Measuring GCase activity in vivo is also a matter of ongoing debate, including the lack of understanding on the precise role of the sphingolipid metabolism and its relationship to PD progression. Our current approach has implemented the most recent findings on sphingolipid metabolism in PD-GBA mutants, using PBMCs (monocytes) and serum sampling [33, 54]. Our sampling strategy represents the major metabolic routes of SLs.

Also, safety and tolerability monitoring are important outcome measures of this study. Side-effects are closely monitored, with extra visits during the titration phase. This allows the investigators to take action on short notice. However, based on previous research, ambroxol has not shown significant safety issues [39, 41, 42].

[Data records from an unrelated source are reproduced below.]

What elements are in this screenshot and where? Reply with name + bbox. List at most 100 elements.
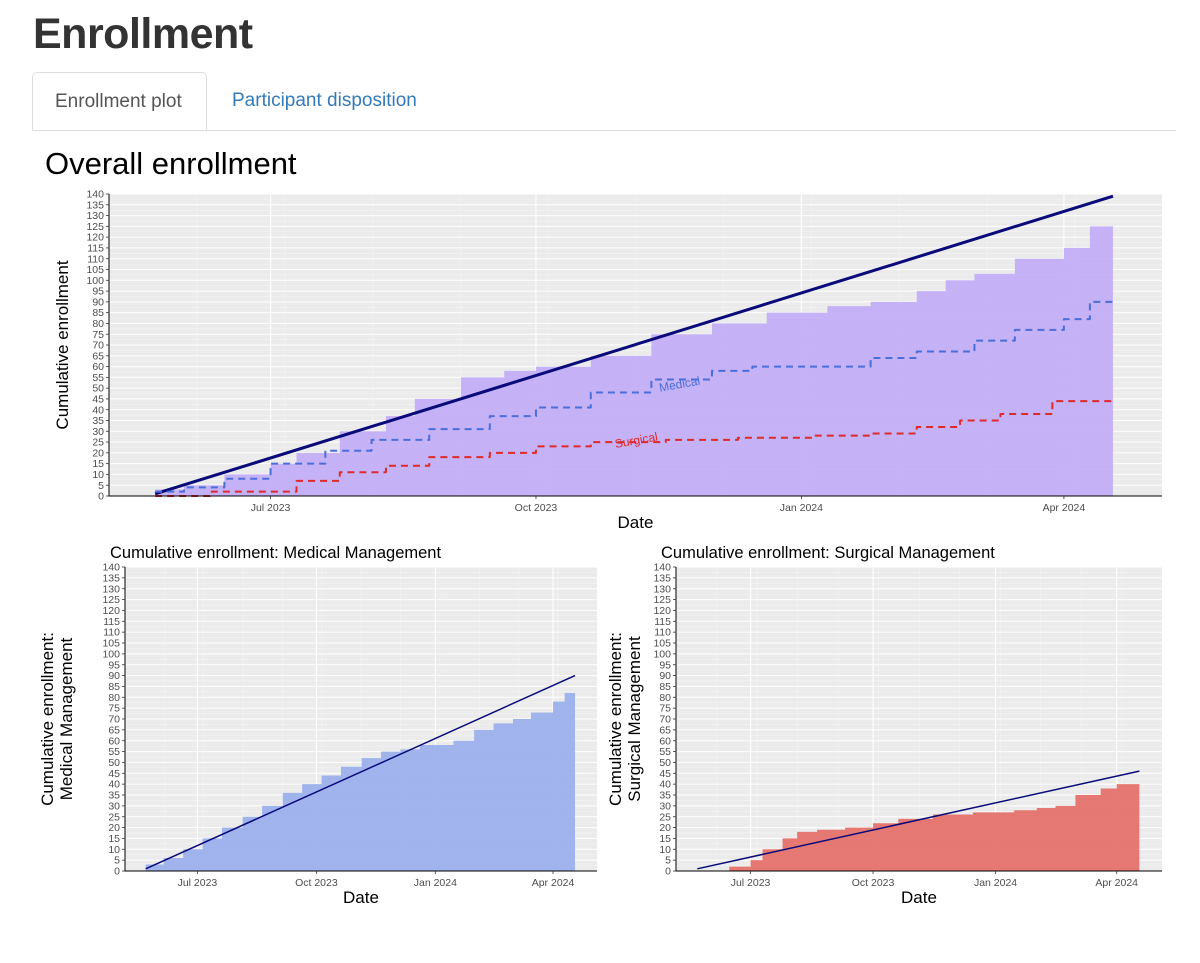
y-axis-title-line: Cumulative enrollment: xyxy=(38,632,57,806)
y-tick-label: 105 xyxy=(653,638,671,650)
x-tick-label: Jul 2023 xyxy=(731,877,771,889)
y-tick-label: 140 xyxy=(653,562,671,574)
x-tick-label: Oct 2023 xyxy=(852,877,895,889)
y-tick-label: 60 xyxy=(92,361,104,373)
y-tick-label: 125 xyxy=(653,594,671,606)
y-tick-label: 90 xyxy=(659,670,671,682)
y-tick-label: 10 xyxy=(92,469,104,481)
y-tick-label: 25 xyxy=(108,811,120,823)
y-tick-label: 55 xyxy=(92,372,104,384)
y-tick-label: 95 xyxy=(92,286,104,298)
y-tick-label: 65 xyxy=(92,350,104,362)
y-tick-label: 75 xyxy=(659,703,671,715)
y-tick-label: 140 xyxy=(86,189,104,201)
x-tick-label: Jul 2023 xyxy=(251,502,291,514)
y-tick-label: 55 xyxy=(659,746,671,758)
target-line xyxy=(145,674,576,870)
tab-participant-disposition[interactable]: Participant disposition xyxy=(232,90,417,111)
chart-title: Cumulative enrollment: Medical Managemen… xyxy=(110,544,441,562)
y-tick-label: 20 xyxy=(659,822,671,834)
y-tick-label: 5 xyxy=(98,480,104,492)
y-tick-label: 20 xyxy=(108,822,120,834)
y-tick-label: 50 xyxy=(108,757,120,769)
y-tick-label: 70 xyxy=(659,714,671,726)
y-tick-label: 130 xyxy=(102,583,120,595)
y-tick-label: 115 xyxy=(87,243,104,255)
y-tick-label: 60 xyxy=(108,735,120,747)
x-axis-title: Date xyxy=(901,888,937,907)
y-tick-label: 110 xyxy=(654,627,671,639)
y-axis-title: Cumulative enrollment:Surgical Managemen… xyxy=(606,632,644,806)
enrollment-area-0 xyxy=(145,679,576,871)
y-tick-label: 35 xyxy=(659,790,671,802)
y-tick-label: 105 xyxy=(86,264,104,276)
y-tick-label: 10 xyxy=(659,844,671,856)
y-tick-label: 55 xyxy=(108,746,120,758)
y-tick-label: 35 xyxy=(92,415,104,427)
y-tick-label: 30 xyxy=(659,800,671,812)
chart-surgical: 0510152025303540455055606570758085909510… xyxy=(606,544,1162,907)
x-tick-label: Apr 2024 xyxy=(1043,502,1086,514)
y-tick-label: 90 xyxy=(92,296,104,308)
x-axis-title: Date xyxy=(343,888,379,907)
y-tick-label: 65 xyxy=(108,724,120,736)
y-tick-label: 95 xyxy=(108,659,120,671)
y-tick-label: 25 xyxy=(92,437,104,449)
y-tick-label: 85 xyxy=(659,681,671,693)
y-tick-label: 80 xyxy=(108,692,120,704)
y-tick-label: 135 xyxy=(102,572,120,584)
x-tick-label: Apr 2024 xyxy=(532,877,575,889)
enrollment-area-0 xyxy=(155,204,1113,497)
y-tick-label: 60 xyxy=(659,735,671,747)
x-axis-title: Date xyxy=(618,513,654,532)
tab-enrollment-plot[interactable]: Enrollment plot xyxy=(32,72,207,130)
y-tick-label: 15 xyxy=(92,458,104,470)
y-tick-label: 20 xyxy=(92,447,104,459)
y-tick-label: 135 xyxy=(86,199,104,211)
y-tick-label: 85 xyxy=(108,681,120,693)
section-title: Overall enrollment xyxy=(45,146,297,181)
y-tick-label: 85 xyxy=(92,307,104,319)
page-title: Enrollment xyxy=(33,10,253,58)
target-line xyxy=(154,194,1114,496)
y-tick-label: 0 xyxy=(665,866,671,878)
y-tick-label: 75 xyxy=(108,703,120,715)
y-tick-label: 35 xyxy=(108,790,120,802)
y-tick-label: 140 xyxy=(102,562,120,574)
target-line xyxy=(697,770,1140,870)
y-tick-label: 70 xyxy=(108,714,120,726)
y-tick-label: 110 xyxy=(103,627,120,639)
y-tick-label: 30 xyxy=(108,800,120,812)
y-tick-label: 15 xyxy=(659,833,671,845)
y-tick-label: 50 xyxy=(659,757,671,769)
y-tick-label: 75 xyxy=(92,329,104,341)
y-tick-label: 115 xyxy=(654,616,671,628)
y-tick-label: 130 xyxy=(86,210,104,222)
y-tick-label: 130 xyxy=(653,583,671,595)
y-tick-label: 70 xyxy=(92,340,104,352)
y-tick-label: 10 xyxy=(108,844,120,856)
y-tick-label: 30 xyxy=(92,426,104,438)
y-tick-label: 80 xyxy=(659,692,671,704)
y-tick-label: 40 xyxy=(108,779,120,791)
y-axis-title-line: Surgical Management xyxy=(625,636,644,802)
x-tick-label: Oct 2023 xyxy=(295,877,338,889)
chart-overall: MedicalSurgical0510152025303540455055606… xyxy=(53,189,1162,532)
enrollment-area-0 xyxy=(729,775,1140,871)
x-tick-label: Jan 2024 xyxy=(974,877,1017,889)
chart-medical: 0510152025303540455055606570758085909510… xyxy=(38,544,597,907)
y-axis-title: Cumulative enrollment xyxy=(53,260,72,429)
y-tick-label: 120 xyxy=(102,605,120,617)
y-tick-label: 135 xyxy=(653,572,671,584)
x-tick-label: Jan 2024 xyxy=(414,877,457,889)
y-tick-label: 5 xyxy=(114,855,120,867)
y-tick-label: 45 xyxy=(108,768,120,780)
y-tick-label: 45 xyxy=(92,394,104,406)
y-tick-label: 0 xyxy=(114,866,120,878)
y-tick-label: 5 xyxy=(665,855,671,867)
x-tick-label: Jan 2024 xyxy=(780,502,823,514)
y-axis-title-line: Cumulative enrollment: xyxy=(606,632,625,806)
y-tick-label: 90 xyxy=(108,670,120,682)
y-tick-label: 40 xyxy=(92,404,104,416)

All PD patients that carry a GBA mutation are allowed in this study. This means that severe, mild and risk variants are included, as well as variants of unknown significance. Based on previous research, it is to be expected that the majority of subjects will be carrier of a risk variant [10]. A post-hoc analysis will be carried out to analyze the effect of ambroxol focused on pathogenic mutations specifically.

Our study uses a washout design, including a 12-week washout period, to eliminate any symptomatic effect of ambroxol.

This trial makes use of capsules, containing 600 mg of ambroxol, which will improve the tolerability and compliance of this treatment.

This is a single-center study, which will improve the homogeneity of the study population. The nation-wide screening in the Netherlands, now complemented with an additional population-wide screening, has resulted in large numbers of PD patients with a known GBA status. There will be an overrepresentation of participants from the northern part of the Netherlands, because the additional screening will take place especially in the neurology practices in the northern counties of the Netherlands.

The intention of this trial is to demonstrate the possible disease-modifying properties of ambroxol. We will have to wait for the trial data, however, in order to see whether these expectations were too optimistic.